Prof. Michael Werling erklärt die Besonderheit der freigelegten Fachwerkkonstruktion des kleinen bergischen Hauses in Sand.

Erst der neue Eigentümer befreite das Gebäude von seiner Verschalung. Architekturhistoriker Michael Werling spürte der Geschichte nach.

Unscheinbar stand es viele Jahre an der Herkenrather Straße in Sand, mit seiner unansehnlichen braunen Holzverschalung wird es nicht viele Augen auf sich gezogen haben. Nur die Denkmalpfleger hatten das kleine Haus gegenüber der St. Rochuskapelle seit längerer Zeit im Blick. Sie vermuteten bereits bei Aufstellung des Denkmalpflegeplans 2017, dass das Gebäude innere Werte haben könnte und stuften es schon damals als „erhaltenswert“ ein.

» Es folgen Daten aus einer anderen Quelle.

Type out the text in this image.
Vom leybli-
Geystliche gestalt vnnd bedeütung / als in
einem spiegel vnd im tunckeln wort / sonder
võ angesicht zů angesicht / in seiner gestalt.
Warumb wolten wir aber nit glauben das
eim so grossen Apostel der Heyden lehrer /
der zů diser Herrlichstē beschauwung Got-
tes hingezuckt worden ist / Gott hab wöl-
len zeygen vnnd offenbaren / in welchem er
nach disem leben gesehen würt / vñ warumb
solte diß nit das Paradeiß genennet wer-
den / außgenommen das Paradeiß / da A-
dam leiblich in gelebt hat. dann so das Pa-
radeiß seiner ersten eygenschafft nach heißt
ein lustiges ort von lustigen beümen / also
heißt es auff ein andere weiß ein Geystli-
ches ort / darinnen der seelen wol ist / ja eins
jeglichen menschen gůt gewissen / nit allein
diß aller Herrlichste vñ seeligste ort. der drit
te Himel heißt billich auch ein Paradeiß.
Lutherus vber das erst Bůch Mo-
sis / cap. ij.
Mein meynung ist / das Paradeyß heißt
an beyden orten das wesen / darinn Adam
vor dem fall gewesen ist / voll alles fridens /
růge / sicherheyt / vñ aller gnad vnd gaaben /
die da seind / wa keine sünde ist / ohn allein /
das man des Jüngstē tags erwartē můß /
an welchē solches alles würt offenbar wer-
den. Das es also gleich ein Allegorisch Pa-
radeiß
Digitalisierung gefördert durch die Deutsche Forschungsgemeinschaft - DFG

Inzwischen, nach einem Eigentümerwechsel, sind die Hüllen gefallen, die Bretter entfernt und zum Vorschein kam ein ansehnliches bergisches Fachwerkhaus. „Ich hatte schon vermutet, dass da etwas dahinter steckt“, erinnert sich Denkmalpfleger Prof. Michael Werling. „Aber von welcher Qualität das Haus ist, das hat sich erst nach der Freilegung gezeigt.“

Das Haus hat eine unübliche Fachwerkkonstruktion

Den Architekten und Architekturhistoriker interessiert vor allem die besondere, nicht eben übliche Konstruktion des Fachwerkgebäudes. „Hier treffen zwei verschiedene Konstruktionen aufeinander“, erläutert er. Eine Stockwerkbauweise und ein Ständerwerk. Die Holzständer hätten mit großer Wahrscheinlichkeit vor dem Bau des Hauses in der zweiten Hälfte des 19. Jahrhunderts bereits eine andere Funktion gehabt, seien offensichtlich wiederverwertet worden. „Die Ständer passen gar nicht zum Gebäude“, begründet Werling. Und sie wiesen Spuren alter Befestigungen auf.

Ein Befund, der Werling in die Archive führte, um mehr über das Haus und seine Geschichte zu erfahren. Als Eigentümer und wohl auch Erbauer des Hauses ermittelte er Peter Kirch (1829-1896), Wirt und Ackerer zu Sand. 1874 ließ der Kleinlandwirt in Wesselsteinbach, südöstlich der Ortslage Plätzchen, Wohnhaus und Stallungen seiner verstorbenen Schwiegereltern versteigern.

Das Gebäude könnte ein frühes Beispiel einer Translozierung sein

Vielleicht sei Kirch dieses Anwesen nicht los geworden und habe sich entschlossen, Gebäudeteile abzubauen und für den Neubau an der Herkenrather Straße wiederzuverwenden, spekuliert Werling – „ein frühes Beispiel einer Translozierung“, und ein Beleg für „nachhaltiges Bauen“ auch und gerade in früheren Jahrhunderten.

Ein altes Zeitungsinserat wirbt 1883 um Kundschaft für eine neu eröffnete Gastwirtschaft.

Inserat aus dem Bensberg-Gladbacher Anzeiger von 1883. Darin wirbt Peter Kirch mit niedrigen Preisen um Gäste für sein gerade eröffnetes Lokal.

1883 inserierte Peter Kirch im Bensberg-Gladbacher Anzeiger, dass er eine Gastwirtschaft eröffnet habe und sicherte den Gästen „reelle Bedienung bei billigen Preisen“ zu. Kirch spekulierte offenbar auf Fuhrleute, die nach dem kräftezehrenden Anstieg hinauf nach Sand die Pferde mit Wasser und sich selbst mit Essen und Branntwein versorgen wollten.

Am Ende kam das Haus unter den Hammer

„Ein zusätzlicher geschäftlicher Anreiz“, so Werling, sei die 1889 auf einem Nachbargrundstück errichtete Ziegelei gewesen, die heute schon lange nicht mehr existiert. Ob nun die Fuhrleute nicht genug tranken oder Kirch nicht ordentlich wirtschaftete, bleibt unbeantwortet. Jedenfalls wurde gegen den Wirt 1895 in Folge einer Erbauseinandersetzung ein Zwangsversteigerungsverfahren eingeleitet. Den Zuschlag für das Gebäude habe das auf Haus Lerbach wohnende Fabrikantenehepaar Richard und Anna Zanders erhalten, so Werling. Nur ein Jahr später verstarb der geschäftlich glücklose Kirch.

Das von ihm erbaute Haus an der Herkenrather Straße erlebte derweil eine „Standeserhebung“. Es gilt den Denkmalpflegern nach der Sanierung nicht mehr nur als „erhaltenswert“, sondern durchaus als „denkmalwert“. Werling ist sich sicher, dass Bergisch Gladbach noch über einige solcher gut versteckter Überraschungen verfügt.